In a tense discussion Wednesday, the Academic Senate grappled with a budget for math and English classes in the aftermath of Assembly Bill 705, a bill that eliminates the majority of remedial math and English classes.
The senate formed a Tutorial Advisory Committee to re-allocate funding towards tutoring for the impacted classes. Because AB 705 made remedial classes obsolete, students who are under-prepared in math and English will likely rely on tutoring more heavily. The classes affected include English, English skills, English as a Second Language (ESL) and Math.
“I’m really concerned about the impact for math and English,” said Ruth Morales, senate representative for social sciences.
The committee presented the senate with a draft of the tutoring budget for the 2019-20 academic year. The budget stated that the funds would be allocated proportionally to the 2018-19 year, despite the extra money in the budget and the new implementation of AB 705.
The senate agreed to record the number of students utilizing the tutoring center to determine the amount of money needed to fund it.

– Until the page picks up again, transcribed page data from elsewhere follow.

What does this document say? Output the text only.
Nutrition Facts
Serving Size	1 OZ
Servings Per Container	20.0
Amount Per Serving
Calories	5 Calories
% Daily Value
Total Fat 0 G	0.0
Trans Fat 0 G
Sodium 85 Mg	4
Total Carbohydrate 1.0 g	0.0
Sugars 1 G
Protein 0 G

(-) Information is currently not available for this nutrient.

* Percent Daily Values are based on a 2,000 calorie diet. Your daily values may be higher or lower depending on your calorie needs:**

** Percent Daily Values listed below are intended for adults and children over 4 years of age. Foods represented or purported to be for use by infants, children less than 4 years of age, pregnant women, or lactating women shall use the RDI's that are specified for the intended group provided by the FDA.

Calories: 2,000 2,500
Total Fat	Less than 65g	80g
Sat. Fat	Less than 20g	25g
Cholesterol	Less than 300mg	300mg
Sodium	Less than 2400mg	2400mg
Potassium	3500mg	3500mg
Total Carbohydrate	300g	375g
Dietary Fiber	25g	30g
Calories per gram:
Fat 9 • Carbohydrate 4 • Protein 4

Gwyer Schuyler, senate representative for the educational support division, addressed the closure of the college’s Express to Success Program and the additional funds the closure will bring.
“If we have extra funds, partly because of the dismantling of ESP, shouldn’t we give it to English and Math?” Schuyler asked. “Before I vote, I would like for faculty to look at it.”
As the meeting went over time, the senate needed to come to a conclusion as TAC is not meeting before the senate’s next meeting.
“We have a pod of money for the tutoring and we have to decide how to spend it,” Academic Senate President Patricia Stark said. “This is the last meeting and we cannot bring this back to TAC.”
After being asked for more information and why it had to go through TAC, Stark clarified.
“There really are two proposals on the table right now,” she said. “One is complete proportionality, and one is proportionality without the additional SEA money.”
Stark continued by saying that the senators can bring back both ideas back to their division or the senate can elevate one over the other and talk about it in the next meeting.
Members of the meeting noticed that the proposal is moving fast, continued by Stark, being a liaison for the committee, saying that TAC is trying to come up with something that is “fair to many people as possible but still addressing those highest need areas.”
“I think we already identified the classes in need, large class size with low passing rates,” said Russell Granger, representative of the technology department. “It was kind of a no-brainer.”
Stark added that TAC is only an advisory committee for the senate and that “the senate can do whatever they want.”
The motion was moved although some members opposed because they wanted to see more information. The discussion will continue next meeting adding more numbers for the senate.
The Academic Senate will prepare for its last meeting of the semester May 1.